If nothing interferes between this and 1884, the Republican party will continue. Otherwise it will be otherwise. But the principle of prosperity as applied to administrative change is strong. If the panic of 1873 had occurred in 1876 there would have been no occasion for a commission to sit on Tilden. If it had struck us in 1880, Hancock would have been elected. Neither result would have its occasion in the superiority of the Democratic party, but in the belief that the Republican party was in some vague way blamable for the condition of things, and there should be a change. The Republican party is not as strong as it used to be. The old leaders have dropped out and no persons have yet taken their places. Blaine has dropped out, and is now writing a book. Conkling dropped out and is now practicing law, and so I might go on enumerating leaders who have severed their connection with the party and are no longer identified with it.
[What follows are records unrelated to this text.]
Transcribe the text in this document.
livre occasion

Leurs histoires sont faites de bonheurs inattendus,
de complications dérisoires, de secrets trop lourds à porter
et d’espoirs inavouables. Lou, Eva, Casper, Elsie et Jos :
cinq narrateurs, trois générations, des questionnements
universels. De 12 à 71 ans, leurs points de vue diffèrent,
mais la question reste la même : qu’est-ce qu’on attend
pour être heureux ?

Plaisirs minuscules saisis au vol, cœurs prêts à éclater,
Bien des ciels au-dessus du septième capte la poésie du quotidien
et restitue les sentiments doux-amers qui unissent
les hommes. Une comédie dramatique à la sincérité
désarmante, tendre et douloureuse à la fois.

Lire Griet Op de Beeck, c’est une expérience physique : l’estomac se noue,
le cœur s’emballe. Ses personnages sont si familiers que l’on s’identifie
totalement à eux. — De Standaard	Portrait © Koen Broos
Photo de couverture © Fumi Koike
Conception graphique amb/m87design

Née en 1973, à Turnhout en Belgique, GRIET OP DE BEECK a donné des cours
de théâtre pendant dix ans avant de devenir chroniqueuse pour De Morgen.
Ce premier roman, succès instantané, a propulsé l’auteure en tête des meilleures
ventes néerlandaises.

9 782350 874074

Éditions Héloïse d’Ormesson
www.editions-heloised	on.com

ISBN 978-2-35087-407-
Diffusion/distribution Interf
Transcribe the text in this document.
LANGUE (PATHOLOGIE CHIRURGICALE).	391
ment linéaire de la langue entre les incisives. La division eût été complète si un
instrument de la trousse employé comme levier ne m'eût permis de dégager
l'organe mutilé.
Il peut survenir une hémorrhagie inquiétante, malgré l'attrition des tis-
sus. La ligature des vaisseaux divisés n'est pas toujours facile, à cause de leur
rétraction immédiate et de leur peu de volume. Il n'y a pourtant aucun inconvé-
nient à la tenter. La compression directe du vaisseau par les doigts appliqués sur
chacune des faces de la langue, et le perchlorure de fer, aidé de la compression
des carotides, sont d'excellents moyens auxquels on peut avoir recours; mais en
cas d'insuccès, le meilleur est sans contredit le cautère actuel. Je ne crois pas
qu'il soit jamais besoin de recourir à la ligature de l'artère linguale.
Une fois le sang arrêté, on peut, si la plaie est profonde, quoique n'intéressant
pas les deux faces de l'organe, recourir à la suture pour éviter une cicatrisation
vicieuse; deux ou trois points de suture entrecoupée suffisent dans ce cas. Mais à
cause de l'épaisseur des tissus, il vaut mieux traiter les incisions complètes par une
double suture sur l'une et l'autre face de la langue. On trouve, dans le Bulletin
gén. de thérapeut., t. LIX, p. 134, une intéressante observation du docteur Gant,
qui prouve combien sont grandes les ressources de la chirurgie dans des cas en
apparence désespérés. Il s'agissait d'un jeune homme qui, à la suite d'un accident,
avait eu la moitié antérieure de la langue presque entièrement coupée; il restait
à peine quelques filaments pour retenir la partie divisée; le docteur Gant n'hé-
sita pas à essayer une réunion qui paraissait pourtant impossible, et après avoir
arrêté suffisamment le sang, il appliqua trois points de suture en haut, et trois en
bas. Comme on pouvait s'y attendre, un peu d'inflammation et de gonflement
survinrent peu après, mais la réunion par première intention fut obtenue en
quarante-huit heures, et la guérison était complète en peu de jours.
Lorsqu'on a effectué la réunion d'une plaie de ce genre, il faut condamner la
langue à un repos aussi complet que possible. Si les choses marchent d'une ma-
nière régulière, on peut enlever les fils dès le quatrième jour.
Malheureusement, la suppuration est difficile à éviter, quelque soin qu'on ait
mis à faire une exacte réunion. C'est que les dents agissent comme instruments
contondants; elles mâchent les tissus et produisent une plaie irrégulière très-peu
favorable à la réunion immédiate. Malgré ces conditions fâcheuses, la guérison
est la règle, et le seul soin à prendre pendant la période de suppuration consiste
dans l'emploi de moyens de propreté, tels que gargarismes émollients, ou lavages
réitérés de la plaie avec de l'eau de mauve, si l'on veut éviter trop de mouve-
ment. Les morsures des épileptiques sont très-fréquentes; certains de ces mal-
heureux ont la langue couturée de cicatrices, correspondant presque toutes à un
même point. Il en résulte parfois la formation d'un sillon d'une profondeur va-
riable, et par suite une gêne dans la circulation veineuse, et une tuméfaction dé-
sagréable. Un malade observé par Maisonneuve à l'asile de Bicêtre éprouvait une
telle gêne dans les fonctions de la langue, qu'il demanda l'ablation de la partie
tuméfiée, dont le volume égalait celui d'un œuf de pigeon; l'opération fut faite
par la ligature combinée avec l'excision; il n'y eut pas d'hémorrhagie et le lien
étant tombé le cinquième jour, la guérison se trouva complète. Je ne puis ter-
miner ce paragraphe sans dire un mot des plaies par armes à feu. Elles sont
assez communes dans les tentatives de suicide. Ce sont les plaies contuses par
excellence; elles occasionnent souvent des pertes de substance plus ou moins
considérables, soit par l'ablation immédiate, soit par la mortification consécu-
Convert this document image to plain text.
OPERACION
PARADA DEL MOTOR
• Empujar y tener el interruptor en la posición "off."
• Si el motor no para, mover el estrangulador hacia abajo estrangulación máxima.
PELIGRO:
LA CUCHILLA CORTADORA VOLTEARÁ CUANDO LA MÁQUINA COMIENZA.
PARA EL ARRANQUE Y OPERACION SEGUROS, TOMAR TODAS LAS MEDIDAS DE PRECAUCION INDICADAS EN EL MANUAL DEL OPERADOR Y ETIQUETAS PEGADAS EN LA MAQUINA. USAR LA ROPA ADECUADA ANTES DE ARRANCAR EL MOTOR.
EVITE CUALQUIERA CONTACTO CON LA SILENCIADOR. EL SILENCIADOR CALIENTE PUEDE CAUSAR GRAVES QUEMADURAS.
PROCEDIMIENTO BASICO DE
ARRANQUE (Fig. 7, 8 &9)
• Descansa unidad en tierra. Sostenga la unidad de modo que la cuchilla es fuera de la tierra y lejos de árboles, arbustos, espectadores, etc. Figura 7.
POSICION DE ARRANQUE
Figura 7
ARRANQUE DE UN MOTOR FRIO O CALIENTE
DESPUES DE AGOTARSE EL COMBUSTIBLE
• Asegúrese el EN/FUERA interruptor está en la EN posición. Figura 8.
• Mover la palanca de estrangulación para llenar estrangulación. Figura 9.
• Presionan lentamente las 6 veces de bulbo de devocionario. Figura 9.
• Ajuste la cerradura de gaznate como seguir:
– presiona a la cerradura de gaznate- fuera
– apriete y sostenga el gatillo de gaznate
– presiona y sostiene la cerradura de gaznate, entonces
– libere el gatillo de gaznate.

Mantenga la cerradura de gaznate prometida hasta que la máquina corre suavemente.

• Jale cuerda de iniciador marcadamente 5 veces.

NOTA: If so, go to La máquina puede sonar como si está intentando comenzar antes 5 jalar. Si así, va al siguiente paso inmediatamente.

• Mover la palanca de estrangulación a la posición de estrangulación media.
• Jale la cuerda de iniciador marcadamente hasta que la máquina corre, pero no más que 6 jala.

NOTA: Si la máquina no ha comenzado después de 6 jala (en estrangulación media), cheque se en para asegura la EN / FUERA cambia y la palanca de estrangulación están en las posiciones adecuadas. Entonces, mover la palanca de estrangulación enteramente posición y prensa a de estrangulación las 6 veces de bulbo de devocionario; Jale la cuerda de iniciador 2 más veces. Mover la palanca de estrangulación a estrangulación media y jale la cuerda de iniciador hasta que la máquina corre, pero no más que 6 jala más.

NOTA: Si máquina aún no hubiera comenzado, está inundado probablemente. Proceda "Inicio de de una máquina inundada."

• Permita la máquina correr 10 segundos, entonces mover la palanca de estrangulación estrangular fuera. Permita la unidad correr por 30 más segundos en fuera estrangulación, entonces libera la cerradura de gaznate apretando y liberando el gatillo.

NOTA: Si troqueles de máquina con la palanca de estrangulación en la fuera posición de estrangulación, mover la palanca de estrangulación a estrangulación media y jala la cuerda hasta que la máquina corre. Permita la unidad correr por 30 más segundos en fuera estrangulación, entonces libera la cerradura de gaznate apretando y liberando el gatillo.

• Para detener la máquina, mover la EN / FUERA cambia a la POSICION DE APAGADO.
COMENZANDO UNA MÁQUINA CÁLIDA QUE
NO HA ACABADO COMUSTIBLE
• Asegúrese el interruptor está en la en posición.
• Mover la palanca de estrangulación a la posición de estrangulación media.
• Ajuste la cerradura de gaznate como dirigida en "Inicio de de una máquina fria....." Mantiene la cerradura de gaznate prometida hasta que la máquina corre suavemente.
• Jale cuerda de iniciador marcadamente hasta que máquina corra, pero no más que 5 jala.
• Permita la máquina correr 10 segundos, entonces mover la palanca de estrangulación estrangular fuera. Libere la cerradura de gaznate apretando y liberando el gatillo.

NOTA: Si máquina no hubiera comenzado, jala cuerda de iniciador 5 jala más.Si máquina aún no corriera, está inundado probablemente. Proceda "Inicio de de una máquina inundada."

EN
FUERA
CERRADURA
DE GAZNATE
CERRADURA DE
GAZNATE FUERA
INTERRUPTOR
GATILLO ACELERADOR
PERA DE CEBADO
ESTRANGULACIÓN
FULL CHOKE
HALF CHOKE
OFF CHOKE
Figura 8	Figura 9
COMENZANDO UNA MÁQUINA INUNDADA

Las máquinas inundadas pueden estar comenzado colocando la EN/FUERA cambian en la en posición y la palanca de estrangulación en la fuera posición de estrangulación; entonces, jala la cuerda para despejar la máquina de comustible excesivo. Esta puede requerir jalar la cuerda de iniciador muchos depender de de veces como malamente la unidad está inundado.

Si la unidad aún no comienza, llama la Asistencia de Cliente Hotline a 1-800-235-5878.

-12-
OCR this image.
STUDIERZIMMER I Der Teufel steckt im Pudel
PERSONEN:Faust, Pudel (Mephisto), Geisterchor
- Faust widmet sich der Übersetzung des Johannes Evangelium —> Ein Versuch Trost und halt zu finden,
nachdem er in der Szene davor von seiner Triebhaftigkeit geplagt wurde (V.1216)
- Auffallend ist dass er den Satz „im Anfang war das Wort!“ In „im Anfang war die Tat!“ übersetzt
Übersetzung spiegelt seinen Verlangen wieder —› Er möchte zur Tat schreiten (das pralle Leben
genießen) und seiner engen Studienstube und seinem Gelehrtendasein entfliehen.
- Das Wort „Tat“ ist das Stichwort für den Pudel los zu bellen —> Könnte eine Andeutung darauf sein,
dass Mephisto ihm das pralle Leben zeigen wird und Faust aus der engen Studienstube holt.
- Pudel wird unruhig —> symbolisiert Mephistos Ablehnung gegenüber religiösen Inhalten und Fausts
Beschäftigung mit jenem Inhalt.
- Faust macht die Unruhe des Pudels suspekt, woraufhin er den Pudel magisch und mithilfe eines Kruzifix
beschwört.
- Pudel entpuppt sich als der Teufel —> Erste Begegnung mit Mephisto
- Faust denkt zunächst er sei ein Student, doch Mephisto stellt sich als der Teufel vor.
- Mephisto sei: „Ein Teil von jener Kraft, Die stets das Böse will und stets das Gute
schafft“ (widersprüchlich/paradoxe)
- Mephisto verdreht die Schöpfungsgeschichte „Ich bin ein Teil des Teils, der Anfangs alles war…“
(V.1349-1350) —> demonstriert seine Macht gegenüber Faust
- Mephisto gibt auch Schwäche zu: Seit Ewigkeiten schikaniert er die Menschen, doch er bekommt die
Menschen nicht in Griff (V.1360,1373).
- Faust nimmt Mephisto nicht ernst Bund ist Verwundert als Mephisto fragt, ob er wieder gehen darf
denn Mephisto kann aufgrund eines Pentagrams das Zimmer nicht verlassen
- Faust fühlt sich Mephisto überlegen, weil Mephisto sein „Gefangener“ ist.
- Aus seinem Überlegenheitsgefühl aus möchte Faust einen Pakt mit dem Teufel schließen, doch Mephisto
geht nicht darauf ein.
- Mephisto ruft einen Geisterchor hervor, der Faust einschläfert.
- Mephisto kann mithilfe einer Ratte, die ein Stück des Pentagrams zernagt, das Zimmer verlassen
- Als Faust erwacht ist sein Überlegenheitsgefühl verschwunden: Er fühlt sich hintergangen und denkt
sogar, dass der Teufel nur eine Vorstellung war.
Question. What is your opinion regarding the Republican nomination for President?

Answer. My belief is that the Republicans will have to nominate some man who has not been conspicuous in any faction, and upon whom all can unite. As a consequence he must be a new man. The Democrats must do the same. They must nominate a new man. The old ones have been defeated so often that they start handicapped with their own histories, and failure in the past is very poor raw material out of which to manufacture faith for the future. My own judgment is that for the Democrats, McDonald is as strong a man as they can get. He is a man of most excellent sense and would be regarded as a safe man. Tilden? He is dead, and he occupies no stronger place in the general heart than a graven image. With no magnetism, he has nothing save his smartness to recommend him.

Question. What are your views, generally expressed, on the tariff?

Answer. There are a great many Democrats for protection and a great many for so-called free trade. I think the large majority of American people favor a reasonable tariff for raising our revenue and protecting our manufactures. I do not believe in tariff for revenue only, but for revenue and protection. The Democrats would have carried the country had they combined revenue and incidental protection.

Question. Are they rectifying the error now?

Answer. I believe they are, already. They will do it next fall. If they do not put it in their platform they will embody it in their speeches. I do not regard the tariff as a local, but a national issue, notwithstanding Hancock inclined to the belief that it was the former.

The Times, Chicago, Illinois, October 13, 1883.